Here are some useful but less-common Git features.

git clean

This removes untracked files from the working tree. Why would you do this? Let’s say you run a build process that litters the working tree with temporary files in dozens of folders, instead of being neat and tidy and putting it in a build folder.

This will remove all untracked files, including ignored ones, and remove untracked directories as well:

git clean -d -x

There are a handful of options, but this is my preferred “make it really clean” approach. You can use this with git reset to get back to a pristine working directory.


git pull –rebase

Prefer to pull with rebasing instead of merging. Generally, your local changes were meant to be applied to the tip of the remote repository, so why not get in the habit of keeping your files rebased?

git pull --rebase

This is essentially the same as this

git fetch
git rebase

You can also set a few entries in config so that this happens without needing the --rebase flag. To set this so master branch always rebases:

git config branch.master.rebase true

or to set it up so new branches always rebase automatically:

git config --global branch.autosetuprebase always

There will still be cases where you will want to merge, but generally this would be an explicit step of merging a (feature) branch onto a (production) branch.

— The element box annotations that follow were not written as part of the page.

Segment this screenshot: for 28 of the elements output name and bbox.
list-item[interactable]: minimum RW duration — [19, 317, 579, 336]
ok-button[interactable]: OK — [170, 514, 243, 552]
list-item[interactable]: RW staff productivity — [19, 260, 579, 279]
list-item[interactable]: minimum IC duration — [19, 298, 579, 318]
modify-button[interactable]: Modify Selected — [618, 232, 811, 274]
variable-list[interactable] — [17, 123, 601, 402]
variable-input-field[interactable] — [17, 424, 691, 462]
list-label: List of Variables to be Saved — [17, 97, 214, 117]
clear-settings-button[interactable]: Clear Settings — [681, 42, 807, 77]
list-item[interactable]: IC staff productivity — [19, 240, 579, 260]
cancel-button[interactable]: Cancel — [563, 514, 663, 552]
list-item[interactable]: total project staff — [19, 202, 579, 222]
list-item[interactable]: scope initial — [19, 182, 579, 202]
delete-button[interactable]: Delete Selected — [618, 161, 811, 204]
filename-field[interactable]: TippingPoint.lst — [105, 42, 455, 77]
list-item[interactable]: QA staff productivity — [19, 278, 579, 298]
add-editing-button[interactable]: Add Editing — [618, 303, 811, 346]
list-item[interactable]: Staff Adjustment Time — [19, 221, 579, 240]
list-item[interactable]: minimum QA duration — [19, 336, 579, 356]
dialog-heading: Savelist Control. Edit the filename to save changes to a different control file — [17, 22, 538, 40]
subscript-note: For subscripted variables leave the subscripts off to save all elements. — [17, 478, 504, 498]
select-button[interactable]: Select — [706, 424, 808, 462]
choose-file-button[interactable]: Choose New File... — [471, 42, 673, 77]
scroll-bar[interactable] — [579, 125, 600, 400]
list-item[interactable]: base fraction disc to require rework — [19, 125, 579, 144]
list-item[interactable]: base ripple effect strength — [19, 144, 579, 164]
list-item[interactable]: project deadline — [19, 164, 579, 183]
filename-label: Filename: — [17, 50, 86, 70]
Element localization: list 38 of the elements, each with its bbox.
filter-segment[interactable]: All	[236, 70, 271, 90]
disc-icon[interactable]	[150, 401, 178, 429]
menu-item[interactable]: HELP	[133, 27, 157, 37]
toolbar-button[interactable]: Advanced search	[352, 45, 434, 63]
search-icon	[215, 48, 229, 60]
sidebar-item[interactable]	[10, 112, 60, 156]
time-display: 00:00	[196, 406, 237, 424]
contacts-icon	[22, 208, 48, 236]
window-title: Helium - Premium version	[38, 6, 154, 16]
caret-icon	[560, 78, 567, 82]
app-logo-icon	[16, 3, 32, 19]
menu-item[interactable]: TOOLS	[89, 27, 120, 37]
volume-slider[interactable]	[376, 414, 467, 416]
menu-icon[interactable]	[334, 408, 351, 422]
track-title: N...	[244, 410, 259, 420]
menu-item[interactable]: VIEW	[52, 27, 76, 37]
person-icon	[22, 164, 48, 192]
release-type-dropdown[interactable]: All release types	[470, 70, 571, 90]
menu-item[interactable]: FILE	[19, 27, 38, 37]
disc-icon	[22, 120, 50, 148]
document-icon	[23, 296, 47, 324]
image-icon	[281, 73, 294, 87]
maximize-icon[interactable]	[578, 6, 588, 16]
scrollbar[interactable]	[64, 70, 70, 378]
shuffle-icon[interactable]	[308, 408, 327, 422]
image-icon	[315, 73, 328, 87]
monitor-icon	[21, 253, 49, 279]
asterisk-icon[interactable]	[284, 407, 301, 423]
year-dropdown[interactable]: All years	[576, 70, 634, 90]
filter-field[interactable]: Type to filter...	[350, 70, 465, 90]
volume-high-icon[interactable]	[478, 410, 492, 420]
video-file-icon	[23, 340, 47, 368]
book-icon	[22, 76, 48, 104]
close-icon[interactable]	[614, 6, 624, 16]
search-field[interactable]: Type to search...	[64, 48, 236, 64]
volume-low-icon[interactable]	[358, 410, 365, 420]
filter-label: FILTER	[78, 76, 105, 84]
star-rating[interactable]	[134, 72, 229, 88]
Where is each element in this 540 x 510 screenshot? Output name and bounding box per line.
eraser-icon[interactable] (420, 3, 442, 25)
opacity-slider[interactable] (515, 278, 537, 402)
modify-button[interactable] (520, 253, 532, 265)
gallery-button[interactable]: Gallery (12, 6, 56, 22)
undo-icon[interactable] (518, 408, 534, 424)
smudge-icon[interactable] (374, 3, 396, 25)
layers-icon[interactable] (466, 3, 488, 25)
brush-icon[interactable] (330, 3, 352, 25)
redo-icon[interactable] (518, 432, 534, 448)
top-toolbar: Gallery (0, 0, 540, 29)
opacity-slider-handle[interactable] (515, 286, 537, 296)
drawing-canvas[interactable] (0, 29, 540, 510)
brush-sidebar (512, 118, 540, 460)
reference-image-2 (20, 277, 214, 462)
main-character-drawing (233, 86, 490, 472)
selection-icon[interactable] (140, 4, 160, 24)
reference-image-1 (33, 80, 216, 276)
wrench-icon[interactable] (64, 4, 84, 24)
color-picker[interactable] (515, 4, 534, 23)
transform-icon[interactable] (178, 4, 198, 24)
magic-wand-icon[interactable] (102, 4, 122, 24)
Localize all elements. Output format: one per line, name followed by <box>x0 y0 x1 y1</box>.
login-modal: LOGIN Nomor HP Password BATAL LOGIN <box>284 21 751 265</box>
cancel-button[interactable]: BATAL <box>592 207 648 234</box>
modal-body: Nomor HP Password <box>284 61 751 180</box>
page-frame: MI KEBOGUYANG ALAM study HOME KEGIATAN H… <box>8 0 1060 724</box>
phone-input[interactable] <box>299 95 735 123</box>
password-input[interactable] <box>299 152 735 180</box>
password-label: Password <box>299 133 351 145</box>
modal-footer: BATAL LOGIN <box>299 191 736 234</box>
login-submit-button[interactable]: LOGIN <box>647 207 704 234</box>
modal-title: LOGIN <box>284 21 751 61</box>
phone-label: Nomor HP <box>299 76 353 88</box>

See what’s been cherry-picked

If you have a workflow where you are cherry-picking commits from one branch to another, it’s useful to see what has been cherry-picked. If you want to see what has and hasn’t been cherry-picked from the current branch to master:

git cherry -v master

This shows all commits on the current branch, prefixed with + for commits that have not yet been cherry-picked and with - for commits that have already been cherry-picked.